Indeed, masks were born of a necessity and used at every ritual to mark the seasons. Accompanying both the living and the dead, they possessed a clear chronological dimension.
Setting aside the symbolism and magic associated with these masks, there’s a certain logic in bringing tribal art and the art of watch-making together: both are the offspring of time. The real sculptor of an object, the one who gives it its patina and significance, who hollows out or softens its contours, is time. It is also easy to draw a parallel between the anonymous work of a sculptor who has created a mask and that of a watchmaker at his workbench, toiling away for months, sometimes years, to bring a new movement to life. When the work is finished, both craftsmen are dispossessed of the object, which does not usually bear their name. Instead, it becomes the property of the person who uses it and passes it down to later generations, bearing with it so many questions and so few answers.
In 2005 Vacheron Constantin celebrated 250 years of uninterrupted history. This jubilee event, unique in the annals of watch-making, was a perfect opportunity for the Geneva-based manufacture to demonstrate its mastery of horology with exploits that redefined the limits of what is possible. Though proud of its past, Vacheron Constantin continues its steady march towards the future in an ongoing quest to create, astound and enchant.
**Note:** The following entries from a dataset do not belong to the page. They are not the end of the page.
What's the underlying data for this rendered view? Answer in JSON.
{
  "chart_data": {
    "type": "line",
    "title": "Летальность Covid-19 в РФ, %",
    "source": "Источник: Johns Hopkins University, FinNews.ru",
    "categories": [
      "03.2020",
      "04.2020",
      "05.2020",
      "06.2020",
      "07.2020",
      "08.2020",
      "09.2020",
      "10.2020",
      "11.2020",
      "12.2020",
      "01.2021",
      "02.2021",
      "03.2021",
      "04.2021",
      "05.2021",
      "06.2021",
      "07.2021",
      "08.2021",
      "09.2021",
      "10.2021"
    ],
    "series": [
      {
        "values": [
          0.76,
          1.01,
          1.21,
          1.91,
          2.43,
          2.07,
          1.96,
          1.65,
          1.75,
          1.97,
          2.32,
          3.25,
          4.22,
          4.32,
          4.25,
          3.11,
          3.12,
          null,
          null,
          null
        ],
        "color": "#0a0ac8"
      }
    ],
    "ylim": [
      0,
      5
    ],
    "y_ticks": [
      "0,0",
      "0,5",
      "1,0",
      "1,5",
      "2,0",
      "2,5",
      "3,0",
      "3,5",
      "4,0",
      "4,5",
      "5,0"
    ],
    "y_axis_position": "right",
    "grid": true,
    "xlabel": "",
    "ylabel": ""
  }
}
Watch-making is an art requiring fresh starts and continual improvement. How else can one go on creating surprises? Thanks in particular to one of its founders, François Constantin, the manufacture’s name and reputation are synonymous with distant horizons. An accomplished ambassador and tireless traveller, he crisscrossed the world in hazardous conditions to spread the company’s watch-making expertise on other continents. By 1820, he was already exploring opportunities in China and in 1833 the first Vacheron Constantin watches were crossing the Atlantic. The company had realised very early of the necessity of gaining a foothold in the New World and opened a subsidiary in New York before going on to open other markets in Brazil in 1840, and India ten years later.
Can a timepiece serve as a cultural bridge between nations? Vacheron Constantin thinks so. The company felt the need to go back to the basics and pay homage to man. It was a long journey in search of man’s roots to focus on one of the most beautiful expressions of his soul. The company’s master watchmakers and designers considered several possibilities. But, as it turned out, the choice of masks was an obvious one for Geneva is extremely fortunate in having the Barbier-Mueller Museum, one of the world’s finest museums of primitive art. Its proximity guided Vacheron Constantin in its final choice. The Métiers d’Art “Les Masques” collection, therefore, grew out of a reflection on the near and far, the past, present and future, and the process of constant renewal.
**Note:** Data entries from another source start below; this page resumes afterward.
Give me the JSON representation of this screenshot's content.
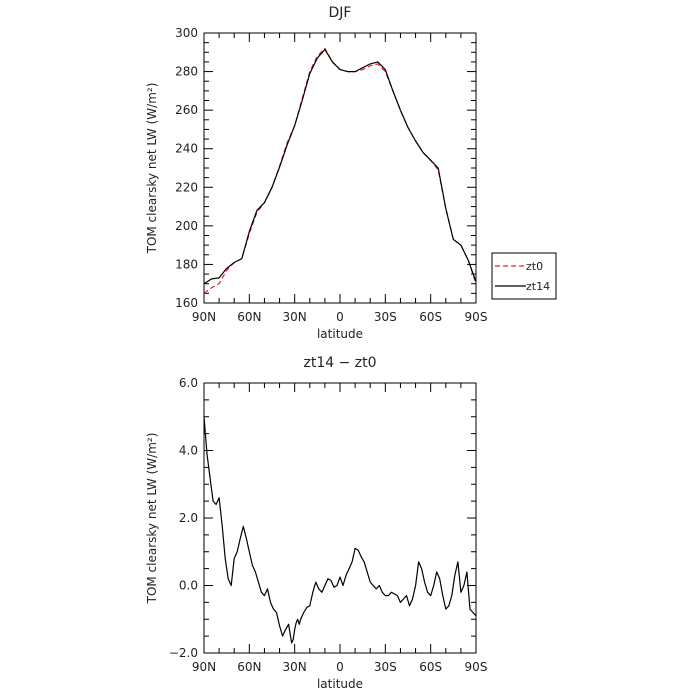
{
  "chart_data": [
    {
      "type": "line",
      "title": "DJF",
      "xlabel": "latitude",
      "ylabel": "TOM clearsky net LW (W/m²)",
      "xlim": [
        90,
        -90
      ],
      "ylim": [
        160,
        300
      ],
      "yticks": [
        "160",
        "180",
        "200",
        "220",
        "240",
        "260",
        "280",
        "300"
      ],
      "xticks": [
        {
          "v": 90,
          "label": "90N"
        },
        {
          "v": 60,
          "label": "60N"
        },
        {
          "v": 30,
          "label": "30N"
        },
        {
          "v": 0,
          "label": "0"
        },
        {
          "v": -30,
          "label": "30S"
        },
        {
          "v": -60,
          "label": "60S"
        },
        {
          "v": -90,
          "label": "90S"
        }
      ],
      "legend_position": "outside-right-bottom",
      "series": [
        {
          "name": "zt0",
          "color": "#e0202a",
          "dash": "dashed",
          "x": [
            90,
            85,
            80,
            75,
            70,
            65,
            60,
            55,
            50,
            45,
            40,
            35,
            30,
            25,
            20,
            15,
            10,
            5,
            0,
            -5,
            -10,
            -15,
            -20,
            -25,
            -30,
            -35,
            -40,
            -45,
            -50,
            -55,
            -60,
            -65,
            -70,
            -75,
            -80,
            -85,
            -90
          ],
          "y": [
            165,
            168,
            170,
            177,
            181,
            183,
            196,
            207,
            212,
            220,
            231,
            243,
            252,
            266,
            280,
            288,
            292,
            285,
            281,
            280,
            280,
            281,
            283,
            284,
            280,
            270,
            260,
            251,
            244,
            238,
            234,
            229,
            209,
            193,
            190,
            182,
            170
          ]
        },
        {
          "name": "zt14",
          "color": "#000000",
          "dash": "solid",
          "x": [
            90,
            85,
            80,
            75,
            70,
            65,
            60,
            55,
            50,
            45,
            40,
            35,
            30,
            25,
            20,
            15,
            10,
            5,
            0,
            -5,
            -10,
            -15,
            -20,
            -25,
            -30,
            -35,
            -40,
            -45,
            -50,
            -55,
            -60,
            -65,
            -70,
            -75,
            -80,
            -85,
            -90
          ],
          "y": [
            170,
            172.5,
            173,
            178,
            181,
            183,
            197,
            208,
            212,
            220,
            230.5,
            242,
            252,
            265,
            279,
            287,
            291.5,
            285,
            281,
            280,
            280,
            282,
            284,
            285,
            281,
            270,
            260,
            251,
            244,
            238,
            234,
            230,
            209,
            193,
            190,
            182,
            171
          ]
        }
      ]
    },
    {
      "type": "line",
      "title": "zt14 − zt0",
      "xlabel": "latitude",
      "ylabel": "TOM clearsky net LW (W/m²)",
      "xlim": [
        90,
        -90
      ],
      "ylim": [
        -2.0,
        6.0
      ],
      "yticks": [
        "−2.0",
        "0.0",
        "2.0",
        "4.0",
        "6.0"
      ],
      "xticks": [
        {
          "v": 90,
          "label": "90N"
        },
        {
          "v": 60,
          "label": "60N"
        },
        {
          "v": 30,
          "label": "30N"
        },
        {
          "v": 0,
          "label": "0"
        },
        {
          "v": -30,
          "label": "30S"
        },
        {
          "v": -60,
          "label": "60S"
        },
        {
          "v": -90,
          "label": "90S"
        }
      ],
      "series": [
        {
          "color": "#000000",
          "dash": "solid",
          "x": [
            90,
            88,
            86,
            84,
            82,
            80,
            78,
            76,
            74,
            72,
            70,
            68,
            66,
            64,
            62,
            60,
            58,
            56,
            54,
            52,
            50,
            48,
            46,
            44,
            42,
            40,
            38,
            36,
            34,
            32,
            31,
            30,
            29,
            28,
            27,
            26,
            24,
            22,
            20,
            18,
            16,
            14,
            12,
            10,
            8,
            6,
            4,
            2,
            0,
            -2,
            -4,
            -6,
            -8,
            -10,
            -12,
            -14,
            -16,
            -18,
            -20,
            -22,
            -24,
            -26,
            -28,
            -30,
            -32,
            -34,
            -36,
            -38,
            -40,
            -42,
            -44,
            -46,
            -48,
            -50,
            -52,
            -54,
            -56,
            -58,
            -60,
            -62,
            -64,
            -66,
            -68,
            -70,
            -72,
            -74,
            -76,
            -78,
            -80,
            -82,
            -84,
            -86,
            -88,
            -90
          ],
          "y": [
            5.0,
            3.9,
            3.2,
            2.5,
            2.4,
            2.6,
            1.8,
            0.8,
            0.2,
            0.0,
            0.8,
            1.0,
            1.4,
            1.75,
            1.4,
            1.0,
            0.6,
            0.4,
            0.1,
            -0.2,
            -0.3,
            -0.1,
            -0.5,
            -0.7,
            -0.8,
            -1.2,
            -1.5,
            -1.3,
            -1.15,
            -1.7,
            -1.6,
            -1.3,
            -1.1,
            -1.0,
            -1.15,
            -1.0,
            -0.8,
            -0.65,
            -0.6,
            -0.2,
            0.1,
            -0.1,
            -0.2,
            0.0,
            0.2,
            0.15,
            -0.05,
            0.0,
            0.25,
            0.0,
            0.3,
            0.5,
            0.7,
            1.1,
            1.05,
            0.85,
            0.7,
            0.4,
            0.1,
            0.0,
            -0.1,
            0.0,
            -0.2,
            -0.3,
            -0.3,
            -0.2,
            -0.25,
            -0.3,
            -0.5,
            -0.4,
            -0.3,
            -0.6,
            -0.4,
            0.0,
            0.7,
            0.5,
            0.1,
            -0.2,
            -0.3,
            0.0,
            0.4,
            0.2,
            -0.3,
            -0.7,
            -0.6,
            -0.3,
            0.3,
            0.7,
            -0.2,
            0.0,
            0.4,
            -0.7,
            -0.8,
            -0.9
          ]
        }
      ]
    }
  ]
}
Some partnerships are so obviously meant to be that it seems amazing they have not taken shape before. But would the museum be willing to lend its treasures for months on end so that they could be reproduced on the dial of a collector’s watch? It took a special encounter for Vacheron Constantin and the Barbier-Mueller Museum to find an opportunity to mingle their destinies in a collection of timepieces transcended by primitive art. Three things convinced museum owner Jean Paul Barbier of the project’s beauty and significance: a preliminary drawing, a lunch during which he and the Vacheron Constantin team were able to share their common passion for beautiful objects, and the manufacture’s philosophy. The rest was a matter of horological magic and the commitment of a team to surpass the limits of possibility.